Products from Amazon.com
Breath of the Wild excels in many regards, though unfortunately, the story is not one of them; I’d argue that the game’s story was more than a little underwhelming, and it seems that many hold similar sentiments. Now, I never expected the game to be as narrative-driven as past games; given the game’s extreme degree of nonlinearity, this wouldn’t be reasonable. I knew coming into this that we weren’t going to get a plot on the level of, say, Twilight Princess or Skyward Sword. Yet even giving the game’s story some leeway for its open structure, it still turned out much worse than it should have. Many blame this on the fact that the game takes place long after the lives of the Champions and the events of Calamity Ganon, and while that’s certainly a drawback, they still could have done much better with the present-day plot than they did. I think that they had something special with the Yiga Clan, and could have done great things with them as antagonists, but totally dropped the ball.
The explanation for the Yiga Clan that we got pre-release was that they were a branch of the Sheikah that had decided to align themselves with Ganon after Hyrule had cast the Sheikah clan out due to their hyperadvanced technology. I had expected that the game would allow us a more in-depth look into this. What is it that the Yiga Clan hopes to gain through allying itself with Ganon? Do they merely seek the destruction of the world the Calamity threatens, or do they want to use Ganon’s power for their own gain? Is Ganon even aware of their allegiance, and if so, would he even be inclined to let them live? Perhaps they aren’t fully to blame for their villainy, and the Sheikah weren’t exactly pure of heart themselves, giving us a little bit of grey morality to ponder? Haha, NOPE. The game never bothers to explore any of these questions.

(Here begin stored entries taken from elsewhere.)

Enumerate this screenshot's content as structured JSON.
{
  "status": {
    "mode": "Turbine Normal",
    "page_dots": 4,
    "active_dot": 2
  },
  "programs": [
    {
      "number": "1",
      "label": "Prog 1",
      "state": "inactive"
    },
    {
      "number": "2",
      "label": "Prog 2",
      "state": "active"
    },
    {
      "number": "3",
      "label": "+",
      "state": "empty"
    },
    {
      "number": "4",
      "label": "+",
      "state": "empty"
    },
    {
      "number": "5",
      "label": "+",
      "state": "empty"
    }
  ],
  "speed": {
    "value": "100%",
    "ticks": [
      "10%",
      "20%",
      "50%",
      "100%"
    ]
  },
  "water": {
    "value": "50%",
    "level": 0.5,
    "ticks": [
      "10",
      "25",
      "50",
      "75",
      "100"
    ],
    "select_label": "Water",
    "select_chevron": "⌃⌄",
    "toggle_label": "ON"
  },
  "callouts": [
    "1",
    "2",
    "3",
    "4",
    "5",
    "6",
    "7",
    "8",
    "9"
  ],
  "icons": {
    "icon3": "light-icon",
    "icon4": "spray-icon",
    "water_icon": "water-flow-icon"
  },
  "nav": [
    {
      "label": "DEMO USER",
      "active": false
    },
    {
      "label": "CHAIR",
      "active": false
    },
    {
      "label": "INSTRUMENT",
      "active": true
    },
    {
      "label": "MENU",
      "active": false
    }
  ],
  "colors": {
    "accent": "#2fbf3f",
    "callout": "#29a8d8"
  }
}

This is particularly regrettable when considering how much Breath of the Wild could have used a proper antagonist. We all know Calamity Ganon was an utter disappointment. The beast has no personality, no character, very little lore, and zero presence throughout the game. Being left with such a passive antagonist is a shame, though it could have been more excusable had they given us an active secondary antagonist to help with narrative development. A sort Breath of the Wild iteration of the Zant or Ghirahim archetype: and they very well could have given us this with Master Kohga, the leader of the Yiga Clan, yet that never happened.
I think that most will agree that the Gerudo story arc was easily the best of the four; and this is largely due to the inclusion of the Yiga Hideout and the boss battle that came with it, which gave the Gerudo section a leg-up in terms of substantial story content over the others. This left me wanting more: why not have Kohga and the Yiga involved in some way with each of the four main story sections? This could have gone a long way towards solving the game’s issues regarding the story. The inclusion of a Yiga subsection in each of the arcs would have added more playtime to the main story, which would have been nice given how short it is. The inclusion of other Yiga hideouts would have added some density to the often-empty expanses of Hyrule. And they could have had it so that each encounter with the Yiga/Kohga gave us more insight into their motivations and history, allowing us a greater sense of narrative progression than what we ended up with.
Of course, even if they did this, there’s another problem with the Yiga Clan that needs to be fixed: their complete and utter tonal disparity. One second the Yiga Clan is a terrifying band of assassins, and the next they’re a bunch of banana-obsessed clowns with a leader who serves as a punchline. Take The Stolen Heirloom for instance. The quest involves a former Yiga Clan member who left the Clan to live in Kakariko and had his wife murdered by the Yiga as a result. The Yiga are also scheming to kill the man’s two children, and Link must intervene and ward off the assassin after a confrontation with the former Yiga member. This should be a powerful moment of the game, except I’d already experienced the Yiga Hideout firsthand, and saw how comedically they were played as a bunch of banana-obsessed buffoons with a potbellied clown as their leader. So when the Yiga assassin yells out “For my fallen master!” prior to attacking Link, it’s impossible to take the situation seriously. It just doesn’t work. The amount of tonal disparity here is repulsive. You can either make them a terrifying, merciless gang of renegade Sheikah willing to cruelly murder a mother and her children, or you can make them a bunch of cartoonish banana-loving oafs. You can’t do both, and the fact that they attempted to effectively neuters any potential the Yiga Clan could have had. They should have just played them straight the whole way through.
They really did utterly waste the potential of the Yiga Clan, and that’s a shame, as there truly was a lot of potential there. I would be interested in seeing the Yiga Clan return if they saw fit to fix their problems, but if not, I’d rather they just remain relegated to Breath of the Wild.